State Investigating Five Measles Cases In Tenn.
The federal government declared measles eradicated in 2000. But news out of Nashville today would suggest the disease is anything but gone.
The Tennessee Department of Health says it's currently investigating five cases of the highly-contagious disease. At this point, it seems to be confined to Madison, Shelby, Gibson, Hamilton and Hardeman counties. But health officials warn it can easily spread from one person to another days before any physical symptoms actually appear. In addition, it can remain airborne or live on surfaces for up to two hours.
Investigators believe the five cases in Tennessee are connected. The first patient appears to have contracted the disease while traveling abroad and infected the other four. TDH officials say they are investigating anyone who may have had contact with any of the five patients.
In response, the Health Department has sent an alert out to Tennessee doctors and health care providers to remain on the lookout for patients who display any of the symptoms. Symptoms include a blotchy rash, fever, watery eyes, a runny nose and white spots in the mouth. Some patients will also develop ear infections, diarrhea and pneumonia. In some cases, the disease can be fatal.
Aggressive immunization programs have nearly eliminated the disease in the U.S., but it still thrives in other parts of the world. For instance, the Centers for Disease Control and Prevention says 6,000 cases have been confirmed in the Philippines alone this year and the country could have as many as 26,000 unconfirmed cases.
Most of the outbreaks in the U.S. result when international travelers become infected overseas and bring the virus back home. So far in 2014, the CDC reports 187 cases in 17 states.
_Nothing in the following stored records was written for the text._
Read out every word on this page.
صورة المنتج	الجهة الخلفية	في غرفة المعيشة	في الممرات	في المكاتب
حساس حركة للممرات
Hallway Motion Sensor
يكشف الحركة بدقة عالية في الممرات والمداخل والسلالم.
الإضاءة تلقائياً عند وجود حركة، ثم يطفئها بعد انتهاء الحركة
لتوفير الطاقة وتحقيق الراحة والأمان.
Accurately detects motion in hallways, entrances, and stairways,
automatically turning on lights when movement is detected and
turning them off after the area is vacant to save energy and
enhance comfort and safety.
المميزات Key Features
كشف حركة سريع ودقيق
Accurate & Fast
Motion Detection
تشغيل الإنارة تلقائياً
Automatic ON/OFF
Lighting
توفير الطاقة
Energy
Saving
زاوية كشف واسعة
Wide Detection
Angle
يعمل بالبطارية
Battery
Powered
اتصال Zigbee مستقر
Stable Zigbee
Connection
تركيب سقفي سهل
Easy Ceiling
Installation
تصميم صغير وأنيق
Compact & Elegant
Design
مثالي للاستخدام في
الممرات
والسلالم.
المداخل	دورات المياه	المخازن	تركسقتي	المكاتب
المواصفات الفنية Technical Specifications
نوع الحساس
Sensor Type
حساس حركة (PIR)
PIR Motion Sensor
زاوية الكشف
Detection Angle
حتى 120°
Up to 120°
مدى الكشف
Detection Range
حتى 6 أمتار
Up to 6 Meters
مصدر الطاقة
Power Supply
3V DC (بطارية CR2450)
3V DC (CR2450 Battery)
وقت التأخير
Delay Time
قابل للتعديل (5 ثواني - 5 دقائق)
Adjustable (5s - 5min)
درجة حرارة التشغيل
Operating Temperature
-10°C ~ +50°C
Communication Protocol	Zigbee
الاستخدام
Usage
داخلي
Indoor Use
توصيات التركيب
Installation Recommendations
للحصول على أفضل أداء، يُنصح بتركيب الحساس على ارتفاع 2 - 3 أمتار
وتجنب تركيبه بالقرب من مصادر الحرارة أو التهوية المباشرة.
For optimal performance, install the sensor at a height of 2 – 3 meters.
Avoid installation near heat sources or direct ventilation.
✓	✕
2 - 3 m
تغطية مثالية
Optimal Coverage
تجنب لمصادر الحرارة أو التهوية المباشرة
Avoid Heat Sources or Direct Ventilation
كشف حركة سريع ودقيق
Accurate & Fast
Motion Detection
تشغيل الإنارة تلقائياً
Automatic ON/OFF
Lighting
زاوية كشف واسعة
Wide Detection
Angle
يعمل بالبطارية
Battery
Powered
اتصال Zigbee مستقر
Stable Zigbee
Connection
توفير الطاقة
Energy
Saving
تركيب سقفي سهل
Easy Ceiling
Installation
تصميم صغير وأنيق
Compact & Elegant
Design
Health officials say a vaccination is the most effective method of preventing the disease. “While many recent cases are linked to travel to other countries where measles immunizations programs are not on par with the United States, almost anyone of any age, at any place, can be exposed to the measles virus," says Tennessee State Epidemiologist Tim Jones. "While you may not go out of the country, you may come in contact with people who do. Being properly vaccinated is critical in preventing measles.”